Excitonic optical spectra and energy structures in a one-dimensional Mott insulator demonstrated by applying a many-body Wannier functions method to a charge model

TL;DR

This paper uses a many-body Wannier functions method to calculate excitonic optical spectra and energy structures in a 1D Mott insulator, successfully reproducing experimental data and revealing weakly bound excitons due to many-body effects.

Contribution

The study introduces a practical many-body Wannier functions approach to analyze charge fluctuations and excitonic states in a 1D Mott insulator, aligning theory with experimental observations.

Findings

Theoretical spectra qualitatively match experimental data.

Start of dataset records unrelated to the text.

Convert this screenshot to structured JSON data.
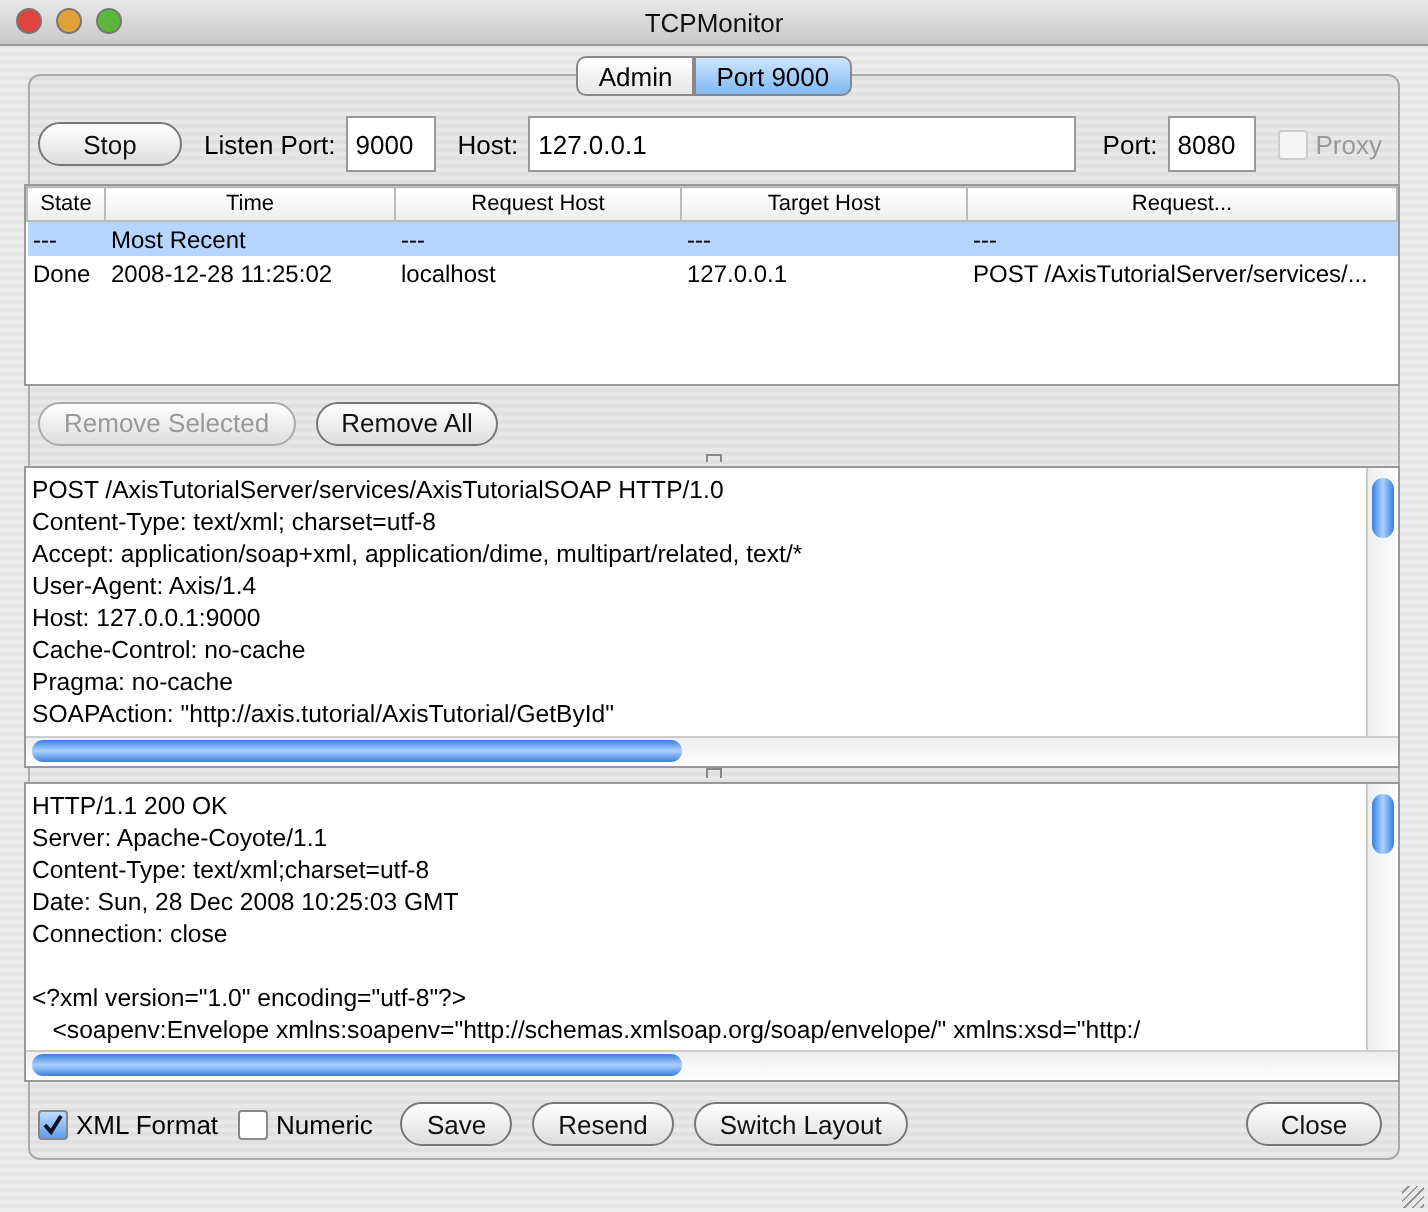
{
  "window": {
    "title": "TCPMonitor"
  },
  "tabs": [
    {
      "label": "Admin",
      "selected": false
    },
    {
      "label": "Port 9000",
      "selected": true
    }
  ],
  "listener": {
    "stop_button": "Stop",
    "listen_port_label": "Listen Port:",
    "listen_port": "9000",
    "host_label": "Host:",
    "host": "127.0.0.1",
    "port_label": "Port:",
    "port": "8080",
    "proxy": {
      "label": "Proxy",
      "checked": false,
      "disabled": true
    }
  },
  "table": {
    "columns": [
      "State",
      "Time",
      "Request Host",
      "Target Host",
      "Request..."
    ],
    "rows": [
      {
        "cells": [
          "---",
          "Most Recent",
          "---",
          "---",
          "---"
        ],
        "selected": true
      },
      {
        "cells": [
          "Done",
          "2008-12-28 11:25:02",
          "localhost",
          "127.0.0.1",
          "POST /AxisTutorialServer/services/..."
        ],
        "selected": false
      }
    ]
  },
  "table_buttons": [
    {
      "label": "Remove Selected",
      "disabled": true
    },
    {
      "label": "Remove All",
      "disabled": false
    }
  ],
  "request_text": "POST /AxisTutorialServer/services/AxisTutorialSOAP HTTP/1.0\nContent-Type: text/xml; charset=utf-8\nAccept: application/soap+xml, application/dime, multipart/related, text/*\nUser-Agent: Axis/1.4\nHost: 127.0.0.1:9000\nCache-Control: no-cache\nPragma: no-cache\nSOAPAction: \"http://axis.tutorial/AxisTutorial/GetById\"",
  "response_text": "HTTP/1.1 200 OK\nServer: Apache-Coyote/1.1\nContent-Type: text/xml;charset=utf-8\nDate: Sun, 28 Dec 2008 10:25:03 GMT\nConnection: close\n\n<?xml version=\"1.0\" encoding=\"utf-8\"?>\n   <soapenv:Envelope xmlns:soapenv=\"http://schemas.xmlsoap.org/soap/envelope/\" xmlns:xsd=\"http:/",
  "options": [
    {
      "label": "XML Format",
      "checked": true
    },
    {
      "label": "Numeric",
      "checked": false
    }
  ],
  "bottom_buttons": [
    {
      "label": "Save",
      "kind": "action"
    },
    {
      "label": "Resend",
      "kind": "action"
    },
    {
      "label": "Switch Layout",
      "kind": "action"
    },
    {
      "label": "Close",
      "kind": "close"
    }
  ]
}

Excitons, especially even-parity ones, are weakly bound by many-body effects.

The method effectively elucidates charge fluctuation roles in excited states.

Abstract

We have applied a many-body Wannier functions method to theoretically calculate an excitonic optical conductivity spectrum and energy structure in a one-dimensional (1D) Mott insulator at absolute zero temperature with large system size. Focusing on full charge fluctuations associated with pairs of a holon and doublon, we employ a charge model, which is interpreted as a good effective model to investigate photoexcitations of a 1D extended Hubbard model at half-filling in the spin-charge separation picture. As a result, the theoretical spectra with appropriate broadenings qualitatively reproduce the recent experimental data of ET-F$_{2}$TCNQ at 294 K with and without a modulated electric field. Regarding the excitonic energy structure, we have found that the excitons, especially for even-parity, are weakly bound by many-body effects. This is also consistent with the fitting parameters reported in the recent experiment. Thus, our theoretical method presented in this paper is practically useful to understand physical roles of charge fluctuations in many-body excited states of a 1D Mott insulator.